Door Gert van Maanen - 13-06-2020 - Zoölogie

De slangster Gorgonocephalus. Foto: Naturalis Biodiversity Center
Serie: Uit de schatkamer
Grasduinen langs 42 miljoen objecten in de collecties van het Rijksmuseum van Natuurlijke Historie – Naturalis, 1820 – 2020
AFLEVERING 11: STEKELHUIDIGEN
COLLECTIE: Echinodermata
AANTAL EXEMPLAREN: circa vijftigduizend
TOPSTUK: Slangster Gorgonocephalus eucnemis, rond 1959 opgevist door walvisfabriekschip Willem Barendsz II
AANTAL HOLOTYPES: 160
BEHEERDER: Joke Bleeker
‘Mijn favorieten zijn de slangsterren. Vooral als ze zo uitbundig vertakt zijn, zoals de Gorgonocephalus, vind ik ze heel indrukwekkend. Je hebt echt heel leuke slangsterren, maar ook zeelelies zijn heel elegant. Daar zit bovendien het mooie verhaal van hun herontdekking aan vast. Zeelelies waren lange tijd eigenlijk alleen bekend van fossiele vondsten en zijn in 1864 herontdekt tijdens diepzee-expedities. Sindsdien zijn er weer honderden recente zeeleliesoorten gevonden’, vertelt Joke Bleeker, beheerder van de collectie stekelhuidigen. Een zeebewonende diergroep waartoe de zeesterren (Asteroidea), slangsterren (Ophiuroidea), zee-egels (Echinoidea), zeekomkommers (Holoturioidea), zeelelies en -veren (Crinoidea) en nog twee uitgestorven groepen (Blastoidea en Cystoidea) behoren.

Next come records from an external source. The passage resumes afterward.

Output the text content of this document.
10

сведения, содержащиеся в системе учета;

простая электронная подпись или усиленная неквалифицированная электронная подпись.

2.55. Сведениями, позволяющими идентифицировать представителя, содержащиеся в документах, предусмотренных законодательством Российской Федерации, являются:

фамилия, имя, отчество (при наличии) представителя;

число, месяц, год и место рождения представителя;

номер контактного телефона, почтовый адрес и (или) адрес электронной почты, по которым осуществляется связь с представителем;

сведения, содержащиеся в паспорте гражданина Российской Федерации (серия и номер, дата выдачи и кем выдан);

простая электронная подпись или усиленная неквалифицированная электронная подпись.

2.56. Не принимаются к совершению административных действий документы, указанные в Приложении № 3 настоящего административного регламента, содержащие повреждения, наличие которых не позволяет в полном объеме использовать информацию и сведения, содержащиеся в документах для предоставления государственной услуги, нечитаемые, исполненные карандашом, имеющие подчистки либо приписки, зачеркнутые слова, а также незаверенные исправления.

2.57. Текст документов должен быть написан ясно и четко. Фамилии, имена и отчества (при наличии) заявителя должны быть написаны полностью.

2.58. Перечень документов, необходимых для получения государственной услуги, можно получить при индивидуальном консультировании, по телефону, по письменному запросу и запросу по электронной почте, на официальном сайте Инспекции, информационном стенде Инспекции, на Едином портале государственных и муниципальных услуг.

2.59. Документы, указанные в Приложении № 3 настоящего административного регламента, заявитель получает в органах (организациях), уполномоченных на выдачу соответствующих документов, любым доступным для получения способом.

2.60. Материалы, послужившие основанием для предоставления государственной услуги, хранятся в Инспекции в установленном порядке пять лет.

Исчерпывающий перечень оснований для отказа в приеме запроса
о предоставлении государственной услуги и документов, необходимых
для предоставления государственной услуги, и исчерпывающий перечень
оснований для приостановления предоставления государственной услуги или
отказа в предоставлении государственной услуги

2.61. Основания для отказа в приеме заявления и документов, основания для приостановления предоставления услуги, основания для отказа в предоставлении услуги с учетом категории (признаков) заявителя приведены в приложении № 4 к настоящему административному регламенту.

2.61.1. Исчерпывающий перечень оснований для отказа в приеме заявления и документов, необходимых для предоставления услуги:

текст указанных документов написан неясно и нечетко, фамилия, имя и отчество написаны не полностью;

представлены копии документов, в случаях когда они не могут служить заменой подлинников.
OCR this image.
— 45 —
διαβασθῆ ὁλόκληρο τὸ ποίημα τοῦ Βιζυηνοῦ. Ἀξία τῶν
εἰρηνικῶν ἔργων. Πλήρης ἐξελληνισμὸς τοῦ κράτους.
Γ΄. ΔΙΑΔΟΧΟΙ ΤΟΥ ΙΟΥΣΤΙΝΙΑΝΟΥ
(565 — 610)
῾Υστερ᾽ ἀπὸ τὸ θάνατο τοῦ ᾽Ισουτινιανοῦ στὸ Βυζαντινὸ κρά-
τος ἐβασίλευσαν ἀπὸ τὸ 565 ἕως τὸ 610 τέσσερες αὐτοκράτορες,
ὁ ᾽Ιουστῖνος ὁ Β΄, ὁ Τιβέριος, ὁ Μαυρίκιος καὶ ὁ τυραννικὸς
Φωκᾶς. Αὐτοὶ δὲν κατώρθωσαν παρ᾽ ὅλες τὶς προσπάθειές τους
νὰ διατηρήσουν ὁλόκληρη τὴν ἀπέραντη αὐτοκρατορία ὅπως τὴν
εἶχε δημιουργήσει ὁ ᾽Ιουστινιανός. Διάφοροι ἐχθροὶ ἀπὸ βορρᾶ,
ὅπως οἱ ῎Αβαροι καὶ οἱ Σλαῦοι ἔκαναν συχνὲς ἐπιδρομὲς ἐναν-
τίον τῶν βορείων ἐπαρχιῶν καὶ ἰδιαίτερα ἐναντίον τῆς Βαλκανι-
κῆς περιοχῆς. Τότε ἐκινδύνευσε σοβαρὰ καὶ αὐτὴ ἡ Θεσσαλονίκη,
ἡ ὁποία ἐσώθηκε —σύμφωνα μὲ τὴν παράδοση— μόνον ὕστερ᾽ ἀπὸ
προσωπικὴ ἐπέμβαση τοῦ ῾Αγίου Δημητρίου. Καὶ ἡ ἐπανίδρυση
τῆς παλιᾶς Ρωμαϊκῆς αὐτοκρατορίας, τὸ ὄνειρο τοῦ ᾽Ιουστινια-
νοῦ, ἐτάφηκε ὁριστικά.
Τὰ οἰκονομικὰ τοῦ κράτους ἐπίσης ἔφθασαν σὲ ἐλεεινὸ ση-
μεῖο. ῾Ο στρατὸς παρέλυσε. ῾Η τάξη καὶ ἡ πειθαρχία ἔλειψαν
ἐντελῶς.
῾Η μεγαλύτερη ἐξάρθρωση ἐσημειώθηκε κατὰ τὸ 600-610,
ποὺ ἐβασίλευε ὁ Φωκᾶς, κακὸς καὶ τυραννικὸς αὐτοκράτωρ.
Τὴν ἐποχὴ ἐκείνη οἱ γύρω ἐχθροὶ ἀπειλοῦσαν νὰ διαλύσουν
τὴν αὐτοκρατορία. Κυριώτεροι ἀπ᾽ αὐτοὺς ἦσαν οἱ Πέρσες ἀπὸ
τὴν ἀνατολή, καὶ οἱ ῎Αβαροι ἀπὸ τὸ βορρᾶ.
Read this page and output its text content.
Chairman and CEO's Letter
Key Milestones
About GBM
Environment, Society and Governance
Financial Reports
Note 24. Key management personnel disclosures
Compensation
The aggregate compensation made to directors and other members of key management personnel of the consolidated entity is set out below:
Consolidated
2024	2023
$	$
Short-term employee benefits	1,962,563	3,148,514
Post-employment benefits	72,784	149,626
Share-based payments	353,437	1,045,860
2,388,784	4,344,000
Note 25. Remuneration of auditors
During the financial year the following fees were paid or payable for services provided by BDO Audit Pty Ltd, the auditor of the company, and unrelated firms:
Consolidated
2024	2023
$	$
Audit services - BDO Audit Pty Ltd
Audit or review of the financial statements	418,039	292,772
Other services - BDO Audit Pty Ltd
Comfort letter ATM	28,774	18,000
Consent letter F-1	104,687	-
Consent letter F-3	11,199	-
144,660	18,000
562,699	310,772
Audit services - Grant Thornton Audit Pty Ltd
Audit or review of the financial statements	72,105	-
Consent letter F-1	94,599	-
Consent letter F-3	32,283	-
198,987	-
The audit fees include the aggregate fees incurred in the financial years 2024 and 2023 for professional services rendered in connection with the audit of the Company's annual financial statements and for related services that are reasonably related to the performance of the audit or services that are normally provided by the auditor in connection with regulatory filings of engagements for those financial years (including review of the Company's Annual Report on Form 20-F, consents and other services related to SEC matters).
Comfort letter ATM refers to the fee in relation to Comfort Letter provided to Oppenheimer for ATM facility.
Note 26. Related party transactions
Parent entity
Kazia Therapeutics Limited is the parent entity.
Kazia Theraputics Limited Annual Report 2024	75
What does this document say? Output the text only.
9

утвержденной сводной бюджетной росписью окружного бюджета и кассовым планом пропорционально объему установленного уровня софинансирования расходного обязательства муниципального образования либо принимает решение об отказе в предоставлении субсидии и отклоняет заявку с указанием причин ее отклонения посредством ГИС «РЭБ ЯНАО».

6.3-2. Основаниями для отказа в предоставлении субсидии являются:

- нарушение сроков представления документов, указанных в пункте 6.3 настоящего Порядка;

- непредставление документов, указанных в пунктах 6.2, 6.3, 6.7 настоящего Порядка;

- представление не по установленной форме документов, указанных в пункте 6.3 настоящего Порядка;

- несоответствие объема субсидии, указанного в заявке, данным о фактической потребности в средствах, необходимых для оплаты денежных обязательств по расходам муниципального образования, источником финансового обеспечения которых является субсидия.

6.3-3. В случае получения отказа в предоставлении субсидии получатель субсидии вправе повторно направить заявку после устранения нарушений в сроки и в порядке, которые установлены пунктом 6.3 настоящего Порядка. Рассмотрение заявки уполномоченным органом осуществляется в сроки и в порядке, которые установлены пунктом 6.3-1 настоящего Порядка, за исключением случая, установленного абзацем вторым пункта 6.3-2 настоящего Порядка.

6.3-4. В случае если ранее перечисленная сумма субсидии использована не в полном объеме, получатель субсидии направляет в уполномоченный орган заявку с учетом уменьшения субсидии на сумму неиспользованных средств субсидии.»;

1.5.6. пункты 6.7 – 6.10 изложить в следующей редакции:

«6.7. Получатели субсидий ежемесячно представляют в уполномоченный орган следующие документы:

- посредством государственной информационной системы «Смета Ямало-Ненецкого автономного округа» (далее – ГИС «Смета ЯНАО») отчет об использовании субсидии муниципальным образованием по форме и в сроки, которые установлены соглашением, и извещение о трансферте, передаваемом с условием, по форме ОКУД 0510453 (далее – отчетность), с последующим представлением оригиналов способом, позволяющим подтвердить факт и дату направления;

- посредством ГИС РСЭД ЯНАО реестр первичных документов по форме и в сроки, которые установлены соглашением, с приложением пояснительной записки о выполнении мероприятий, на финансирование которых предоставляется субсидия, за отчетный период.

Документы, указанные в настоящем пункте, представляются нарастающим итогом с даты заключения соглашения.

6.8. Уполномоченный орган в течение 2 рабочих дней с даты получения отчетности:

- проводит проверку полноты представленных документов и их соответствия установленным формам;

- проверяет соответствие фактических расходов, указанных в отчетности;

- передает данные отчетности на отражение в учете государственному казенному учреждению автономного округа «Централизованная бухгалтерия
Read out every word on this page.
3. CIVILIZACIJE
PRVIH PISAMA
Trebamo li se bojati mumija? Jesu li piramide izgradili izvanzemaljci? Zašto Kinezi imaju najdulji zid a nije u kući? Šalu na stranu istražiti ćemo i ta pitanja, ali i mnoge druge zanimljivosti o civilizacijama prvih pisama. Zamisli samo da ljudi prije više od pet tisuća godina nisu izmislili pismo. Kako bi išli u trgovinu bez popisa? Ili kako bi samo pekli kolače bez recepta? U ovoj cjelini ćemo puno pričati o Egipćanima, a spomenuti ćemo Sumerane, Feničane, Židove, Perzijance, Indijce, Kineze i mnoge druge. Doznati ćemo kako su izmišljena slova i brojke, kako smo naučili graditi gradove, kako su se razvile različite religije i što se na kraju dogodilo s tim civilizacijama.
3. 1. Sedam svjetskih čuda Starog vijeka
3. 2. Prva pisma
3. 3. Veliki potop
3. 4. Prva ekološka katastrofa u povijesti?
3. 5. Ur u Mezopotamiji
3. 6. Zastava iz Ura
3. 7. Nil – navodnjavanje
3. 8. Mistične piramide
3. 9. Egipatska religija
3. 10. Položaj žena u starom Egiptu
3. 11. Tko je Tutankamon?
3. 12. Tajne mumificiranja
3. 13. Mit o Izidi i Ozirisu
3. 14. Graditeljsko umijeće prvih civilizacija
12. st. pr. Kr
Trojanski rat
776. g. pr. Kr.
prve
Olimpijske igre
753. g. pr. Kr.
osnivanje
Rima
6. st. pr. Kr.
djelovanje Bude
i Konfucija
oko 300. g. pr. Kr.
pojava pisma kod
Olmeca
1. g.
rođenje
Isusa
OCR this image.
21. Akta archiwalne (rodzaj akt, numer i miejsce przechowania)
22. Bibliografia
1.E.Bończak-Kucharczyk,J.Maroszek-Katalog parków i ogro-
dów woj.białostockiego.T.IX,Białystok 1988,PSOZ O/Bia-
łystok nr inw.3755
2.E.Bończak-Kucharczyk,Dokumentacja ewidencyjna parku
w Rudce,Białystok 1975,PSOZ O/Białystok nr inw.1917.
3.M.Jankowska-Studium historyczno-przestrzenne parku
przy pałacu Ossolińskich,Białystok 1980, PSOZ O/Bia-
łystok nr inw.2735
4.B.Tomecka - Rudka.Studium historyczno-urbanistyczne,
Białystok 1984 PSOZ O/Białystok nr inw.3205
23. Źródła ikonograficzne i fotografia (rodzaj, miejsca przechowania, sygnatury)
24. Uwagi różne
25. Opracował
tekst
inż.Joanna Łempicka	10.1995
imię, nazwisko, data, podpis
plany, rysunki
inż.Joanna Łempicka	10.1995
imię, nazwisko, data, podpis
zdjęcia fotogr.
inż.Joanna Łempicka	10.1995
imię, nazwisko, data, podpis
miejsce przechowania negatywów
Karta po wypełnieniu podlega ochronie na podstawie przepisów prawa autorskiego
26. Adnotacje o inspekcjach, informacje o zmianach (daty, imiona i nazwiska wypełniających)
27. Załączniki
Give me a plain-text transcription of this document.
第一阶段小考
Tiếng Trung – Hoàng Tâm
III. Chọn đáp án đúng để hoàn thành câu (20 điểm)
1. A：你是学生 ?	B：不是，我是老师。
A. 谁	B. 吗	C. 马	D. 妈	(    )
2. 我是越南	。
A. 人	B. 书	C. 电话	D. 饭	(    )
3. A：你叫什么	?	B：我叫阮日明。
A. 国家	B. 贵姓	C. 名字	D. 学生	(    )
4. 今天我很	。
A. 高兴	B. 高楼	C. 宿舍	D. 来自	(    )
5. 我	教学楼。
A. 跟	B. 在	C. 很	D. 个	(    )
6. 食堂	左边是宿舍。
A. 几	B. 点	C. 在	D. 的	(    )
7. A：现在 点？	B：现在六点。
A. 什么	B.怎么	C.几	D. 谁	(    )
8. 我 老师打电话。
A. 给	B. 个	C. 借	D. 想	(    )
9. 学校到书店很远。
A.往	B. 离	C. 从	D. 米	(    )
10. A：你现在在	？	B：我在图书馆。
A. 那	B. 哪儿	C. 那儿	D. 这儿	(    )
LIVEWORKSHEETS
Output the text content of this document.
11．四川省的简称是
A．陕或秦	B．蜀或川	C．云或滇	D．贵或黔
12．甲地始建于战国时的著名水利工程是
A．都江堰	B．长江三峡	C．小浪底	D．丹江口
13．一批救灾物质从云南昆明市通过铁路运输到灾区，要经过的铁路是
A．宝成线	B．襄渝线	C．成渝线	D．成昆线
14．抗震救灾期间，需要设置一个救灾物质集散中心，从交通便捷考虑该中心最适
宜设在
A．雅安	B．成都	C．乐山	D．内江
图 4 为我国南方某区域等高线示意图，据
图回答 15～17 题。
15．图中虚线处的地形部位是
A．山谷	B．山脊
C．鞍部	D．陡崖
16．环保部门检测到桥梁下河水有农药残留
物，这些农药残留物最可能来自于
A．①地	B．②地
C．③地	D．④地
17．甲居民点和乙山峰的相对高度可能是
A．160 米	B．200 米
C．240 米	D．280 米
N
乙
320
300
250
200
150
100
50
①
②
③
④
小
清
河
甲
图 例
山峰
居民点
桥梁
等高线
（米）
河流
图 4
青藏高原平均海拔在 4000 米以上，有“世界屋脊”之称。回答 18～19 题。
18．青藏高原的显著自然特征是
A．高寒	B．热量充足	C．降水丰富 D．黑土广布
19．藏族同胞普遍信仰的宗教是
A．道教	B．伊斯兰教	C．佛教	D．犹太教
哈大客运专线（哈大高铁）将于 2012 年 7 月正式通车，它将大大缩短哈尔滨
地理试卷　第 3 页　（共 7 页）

Qua omvang is het een relatief kleine groep en Bleeker heeft dan ook een deeltijdaanstelling. ‘Dat is goed te doen. Ik werk halve dagen en kan het heel flexibel invullen als er bijvoorbeeld buitenlands bezoek is.’ Zo kreeg de Echinodermata-collectie nog bezoek van Australische, Amerikaanse, Zweedse en Belgische wetenschappers. ‘In Nederland zijn er alleen nog paleontologen die aan taxonomie van stekelhuidigen werken’, weet Bleeker. Zij werkte oorspronkelijk als analist bij systematisch zoöloog en marien bioloog Siebrecht van der Spoel van het Zoölogische Museum Amsterdam (ZMA). ‘In 1981 mocht ik mee met een oceaanexpeditie om plankton te verzamelen. Dat was eens en nooit meer, want ik had geen zeebenen en ben halverwege de expeditie op de Azoren van boord gestapt en teruggevlogen. Sindsdien werk ik gelukkig met vaste grond onder de voeten aan het collectiebeheer’, zegt Bleeker.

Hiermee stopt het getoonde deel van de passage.